肠道菌群（gut microbiota）可调控免疫系统、自身免疫疾病（autoimmune diseases, 简称AIDs）的发生发展与整体健康状态。近期研究在阐明不同肠道菌株及其代谢物在各类AIDs中的具体作用方面发挥了关键作用。借助高通量测序（advanced sequencing）与代谢组学（metabolomics）技术开展的相关研究，已揭示了AIDs患者的微生物特征。其中，普拉梭菌（Faecalibacterium prausnitzii）、嗜黏蛋白阿克曼菌（Akkermansia muciniphila）、粪厌氧棍状菌（Anaerostipes caccae）、拟杆菌属（Bacteroides sp.）、罗斯氏菌属（Roseburia sp.）、布劳特氏菌属（Blautia sp.）、粪布劳特氏菌（Blautia faecis）、拉瓦梭菌（Clostridium lavalense）、克里斯滕森菌科属（Christensenellaceae sp.）、粪球菌属（Coprococcus sp.）、厚壁菌门属（Firmicutes sp.）、瘤胃球菌科属（Ruminococcaceae sp.）、毛螺菌科属（Lachnospiraceae sp.）、巨单胞菌属（Megamonas sp.）、单球菌属（Monoglobus sp.）、肺炎链球菌（Streptococcus pneumoniae）及双歧杆菌属（Bifidobacterium sp.）等菌群有助于维持免疫稳态；而普氏菌（Prevotella copri）、格氏瘤胃球菌（Ruminococcus gnavus）、唾液乳杆菌（Lactobacillus salivarius）、鸡肠球菌（Enterococcus gallinarum）、脑膜脓毒性伊丽莎白菌（Elizabeth menigoseptica）、柯林斯菌属（Collinsella sp.）、埃希氏菌属（Escherichia sp.）、梭杆菌属（Fusobacterium sp.）、路德维希肠杆菌（Enterobacter ludwigii）、肠杆菌科属（Enterobacteriaceae sp.）、变形菌门（Proteobacteria）、牙龈卟啉单胞菌（Porphyromonas gingivalis）、变黑卟啉单胞菌（Porphyromonas nigrescens）、多尔氏菌属（Dorea sp.）及梭菌属（Clostridium sp.）等则可引发免疫病理反应。
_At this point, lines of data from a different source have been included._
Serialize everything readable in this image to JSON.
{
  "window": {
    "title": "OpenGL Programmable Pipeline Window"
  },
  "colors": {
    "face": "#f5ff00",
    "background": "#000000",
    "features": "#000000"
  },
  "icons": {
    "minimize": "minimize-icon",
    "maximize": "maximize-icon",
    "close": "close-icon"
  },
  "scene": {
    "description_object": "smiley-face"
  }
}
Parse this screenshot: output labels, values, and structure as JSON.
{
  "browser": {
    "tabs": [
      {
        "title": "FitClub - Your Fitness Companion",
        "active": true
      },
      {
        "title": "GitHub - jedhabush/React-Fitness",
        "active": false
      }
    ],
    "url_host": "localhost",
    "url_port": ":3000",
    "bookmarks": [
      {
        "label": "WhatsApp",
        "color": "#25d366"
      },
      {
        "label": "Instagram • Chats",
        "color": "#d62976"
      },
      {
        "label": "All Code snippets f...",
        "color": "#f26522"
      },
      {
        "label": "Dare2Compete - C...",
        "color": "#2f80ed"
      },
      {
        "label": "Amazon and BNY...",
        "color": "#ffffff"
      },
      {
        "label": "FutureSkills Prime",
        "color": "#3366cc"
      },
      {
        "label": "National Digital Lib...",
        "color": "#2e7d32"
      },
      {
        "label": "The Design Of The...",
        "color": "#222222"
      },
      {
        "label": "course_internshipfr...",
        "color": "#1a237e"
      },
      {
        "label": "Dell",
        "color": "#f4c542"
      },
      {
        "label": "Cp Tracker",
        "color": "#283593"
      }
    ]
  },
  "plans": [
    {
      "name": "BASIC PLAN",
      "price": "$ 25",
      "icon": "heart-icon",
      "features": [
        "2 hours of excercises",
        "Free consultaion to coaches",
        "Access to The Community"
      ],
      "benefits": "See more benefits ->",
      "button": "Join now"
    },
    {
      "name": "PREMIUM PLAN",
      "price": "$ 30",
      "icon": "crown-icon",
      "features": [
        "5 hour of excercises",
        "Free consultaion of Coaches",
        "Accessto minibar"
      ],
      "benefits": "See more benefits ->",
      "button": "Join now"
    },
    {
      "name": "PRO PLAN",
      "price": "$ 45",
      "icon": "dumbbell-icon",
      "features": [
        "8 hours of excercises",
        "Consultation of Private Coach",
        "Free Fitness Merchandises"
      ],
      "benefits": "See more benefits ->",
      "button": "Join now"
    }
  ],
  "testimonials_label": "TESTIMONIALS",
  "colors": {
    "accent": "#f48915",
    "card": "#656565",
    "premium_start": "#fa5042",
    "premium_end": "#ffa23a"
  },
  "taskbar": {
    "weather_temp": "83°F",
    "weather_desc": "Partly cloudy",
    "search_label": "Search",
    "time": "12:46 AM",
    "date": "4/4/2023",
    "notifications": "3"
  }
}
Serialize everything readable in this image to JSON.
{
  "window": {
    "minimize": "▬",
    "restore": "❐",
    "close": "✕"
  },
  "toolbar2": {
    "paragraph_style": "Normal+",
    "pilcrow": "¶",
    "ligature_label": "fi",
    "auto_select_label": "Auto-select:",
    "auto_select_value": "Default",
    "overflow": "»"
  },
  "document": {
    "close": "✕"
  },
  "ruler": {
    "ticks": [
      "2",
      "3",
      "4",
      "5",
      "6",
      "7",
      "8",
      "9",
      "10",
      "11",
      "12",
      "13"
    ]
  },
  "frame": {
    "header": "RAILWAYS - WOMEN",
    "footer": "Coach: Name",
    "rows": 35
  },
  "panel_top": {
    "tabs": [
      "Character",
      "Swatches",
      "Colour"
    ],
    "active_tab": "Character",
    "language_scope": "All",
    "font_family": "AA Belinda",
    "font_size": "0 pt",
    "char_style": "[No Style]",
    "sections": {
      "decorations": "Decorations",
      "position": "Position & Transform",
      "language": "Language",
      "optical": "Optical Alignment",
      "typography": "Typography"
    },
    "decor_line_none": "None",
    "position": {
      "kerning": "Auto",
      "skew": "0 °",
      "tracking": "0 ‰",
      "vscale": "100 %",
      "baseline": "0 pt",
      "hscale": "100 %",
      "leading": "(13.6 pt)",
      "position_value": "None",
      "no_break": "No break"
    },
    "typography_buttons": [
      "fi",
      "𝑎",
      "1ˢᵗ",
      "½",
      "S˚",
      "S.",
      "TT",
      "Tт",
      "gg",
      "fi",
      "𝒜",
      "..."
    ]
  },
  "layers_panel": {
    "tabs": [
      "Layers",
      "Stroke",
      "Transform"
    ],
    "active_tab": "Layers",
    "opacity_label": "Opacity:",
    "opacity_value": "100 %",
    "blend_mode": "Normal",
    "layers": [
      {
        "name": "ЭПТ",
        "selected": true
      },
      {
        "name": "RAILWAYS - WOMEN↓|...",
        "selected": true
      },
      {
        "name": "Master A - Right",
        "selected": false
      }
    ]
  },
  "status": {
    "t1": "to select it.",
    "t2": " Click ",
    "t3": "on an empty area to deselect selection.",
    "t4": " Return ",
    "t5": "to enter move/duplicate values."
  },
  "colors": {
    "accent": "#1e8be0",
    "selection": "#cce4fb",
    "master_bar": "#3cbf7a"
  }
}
阐明肠道菌群对免疫细胞及各类T细胞亚群（T cell subsets），如CD4+T细胞（CD4+ T cells）、CD8+T细胞（CD8+ T cells）、自然杀伤T细胞（natural killer T cells）、γδT细胞（γδ T cells）等的调控作用，可揭示其相互作用的复杂网络。类风湿关节炎（rheumatoid arthritis）、糖尿病（diabetes mellitus）、特应性哮喘（atopic asthma）、炎症性肠病（inflammatory bowel disease）及非酒精性脂肪性肝病（non-alcoholic fatty liver disease）等多种AIDs均存在菌群失调（dysbiosis）状态，其特征为微生物多样性改变及特定类群的相对丰度异常。本综述总结了当前学界在阐明特定菌群组成在特定AIDs中的作用、以及微生物代谢物调控特定调节性T细胞（regulatory T cells）的相关影响因素方面的最新进展，并重点探讨了基于肠道菌群的干预手段作为AIDs新型辅助疗法（adjunctive therapies）的潜在应用价值与治疗意义。未来仍需开展进一步研究，以明确每一种肠道菌株与特定疾病之间的精准关联。